カゴからカバンを取り出して、机の上に並べる。ジッパーをあけて中身を確認すると、やはり中に筆箱が入っていた。もちろんチラシなどどこにもない。
「部長は僕にカバンを渡すときに、わざと別のカバンを渡したんです。チラシはその中にあらかじめ入れられていた。つまり、カバンごと入れ替えられたんです」
部長が笑う。もしかしたら僕は、このとき初めて満面の笑みというものを見てしまったのかもしれない。
「よくぞ……」
机を回り込んでそばまで来た部長は、僕の手をぎゅっと力強く握って歓喜を示した。
「よくぞ!」
うまく言葉にならないようだが、何を言いたいのかはなんとなく察することができた。
「なんでこんなことをしたんですか?」
イタズラにしては回りくどすぎるし、効果も薄い。
「チラシに興味を持ったら、きっと戻ってきてくれると信じてたんだ。好奇心と洞察力をもった人間がいれば、きっともっと面白くなる!」
「じゃあもしチラシが入っていることがおかしいと、気付きすらしなかったら?」
「そんなやつ、うちの部にはいらない……冗談だよ?」
言葉とは裏腹に本気の口調だった。
「でも君は期待通り戻ってきてくれたし、いや期待以上だ。せめてチラシが混入していた不自然さに気付いてくれれば十分だと思っていたが、君はその方法まで考えてきてくれたんだ」
心底嬉しそうに彼女は言う。
「誰が見学に来るかも分からないのに、よく仕掛けを用意してましたね」
「誰もこなければ、斎藤と遊んで帰ればいい」
それならいつもの部活と何も変わらない、と部長は言う。
「もし見学に来た人が、指定のカバンを使ってなかったどうしたんですか?」
初日から指定以外のカバンを使っている人は少ないが、それでもクラスにひとりくらいの割合では存在するのだ。そうなれば入れ替えのトリックは使えかった。
「そんなやつはうちの部にいらないよ」
「それも冗談ですか?」
「いや、冗談じゃないさ」
部長が首を左右に振って、彼女の髪が揺れた。
「そんなことする目立ちたがり屋は、うちの部にはいらない。いや、もっと簡単に言えば、私の好みじゃない。ボードゲームはルール内でやる遊びだ。意味もなくルールを破ることをかっこいいと勘違いしているやつなんて、願い下げだね」
今度は冗談みたいな口調だったが、顔は笑っていなかった。少し極端だと思ったが、他人の好みに口出しするほど、まだ親しくない。

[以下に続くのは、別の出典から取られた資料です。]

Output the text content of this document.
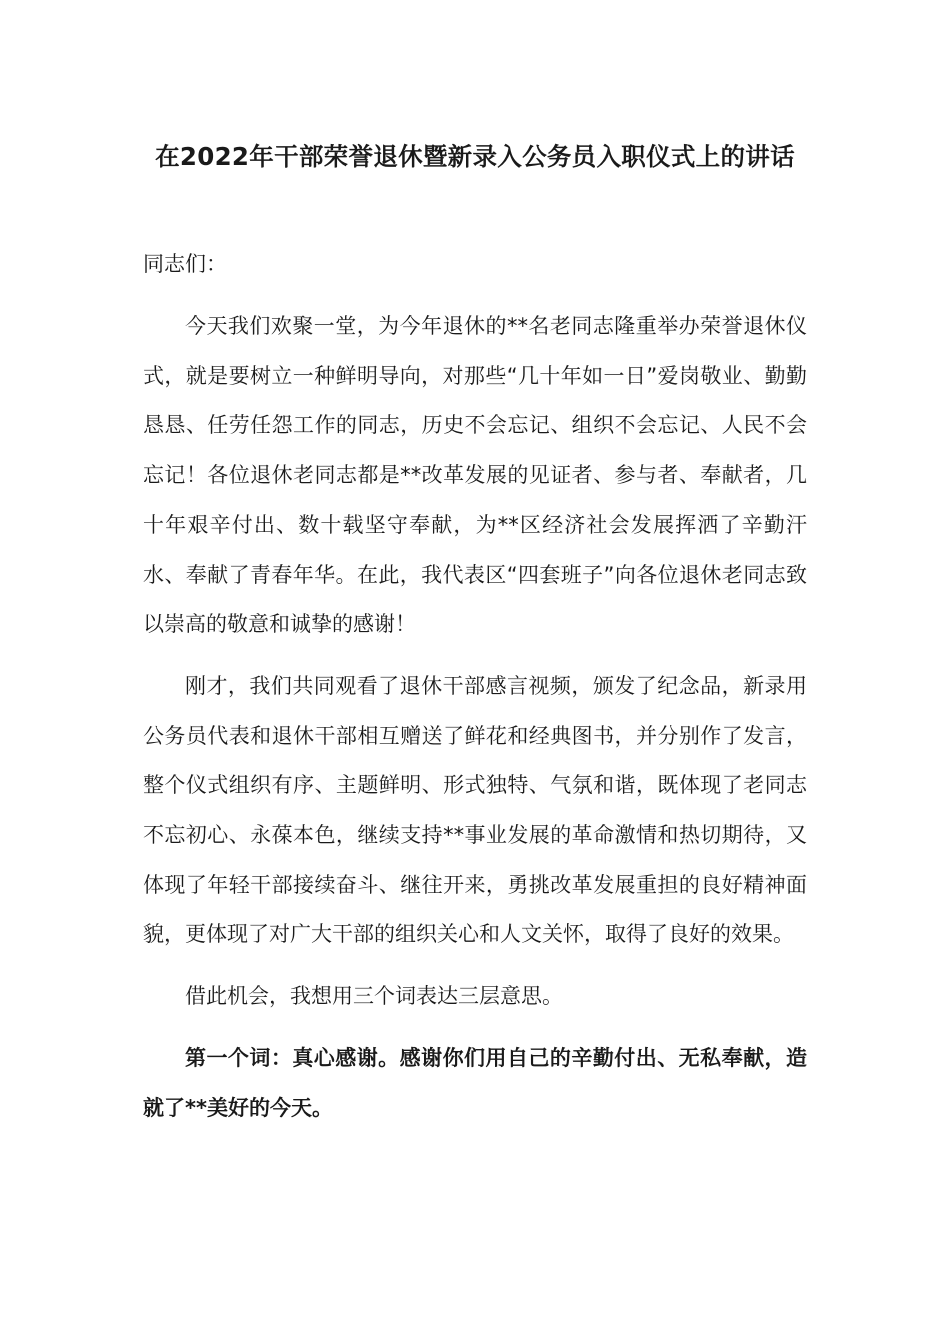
在2022年干部荣誉退休暨新录入公务员入职仪式上的讲话
同志们：

今天我们欢聚一堂，为今年退休的**名老同志隆重举办荣誉退休仪式，就是要树立一种鲜明导向，对那些“几十年如一日”爱岗敬业、勤勤恳恳、任劳任怨工作的同志，历史不会忘记、组织不会忘记、人民不会忘记！各位退休老同志都是**改革发展的见证者、参与者、奉献者，几十年艰辛付出、数十载坚守奉献，为**区经济社会发展挥洒了辛勤汗水、奉献了青春年华。在此，我代表区“四套班子”向各位退休老同志致以崇高的敬意和诚挚的感谢！

刚才，我们共同观看了退休干部感言视频，颁发了纪念品，新录用公务员代表和退休干部相互赠送了鲜花和经典图书，并分别作了发言，整个仪式组织有序、主题鲜明、形式独特、气氛和谐，既体现了老同志不忘初心、永葆本色，继续支持**事业发展的革命激情和热切期待，又体现了年轻干部接续奋斗、继往开来，勇挑改革发展重担的良好精神面貌，更体现了对广大干部的组织关心和人文关怀，取得了良好的效果。

借此机会，我想用三个词表达三层意思。

第一个词：真心感谢。感谢你们用自己的辛勤付出、无私奉献，造就了**美好的今天。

「別に見学に来ても追い返しはしないさ。遊んでみて面白ければそれで良し。気に入らないやつに凝った歓迎をしないからって、非難される謂われはないだろう?」
でも来てくれたのが君たちで良かった。そう言われてしまっては、それ以上何も言えなくなってしまう。
部長は数歩移動して、イスに座り込んだ。
「まさかここまで本気で取り組んでくれるとは思ってなかった。私の負けだ。
「いえ、僕の負けです」
僕の言葉を聞いた部長は首をひねっている。
「今回遊んだゲームはごきぶりポーカーです。だったら僕は『君のカバンだ』と差し出された時点で、『それは僕のカバンではない』と答えなければいけませんでした。でも僕はカードを受け取ってしまった。だから、今回は僕の負けです」
部長は満足そうに何度もうなずき、立ち上がって手を差し出してきた。
「ボードゲーム部へようこそ。歓迎するよ」
はい、と返事をして握手をする。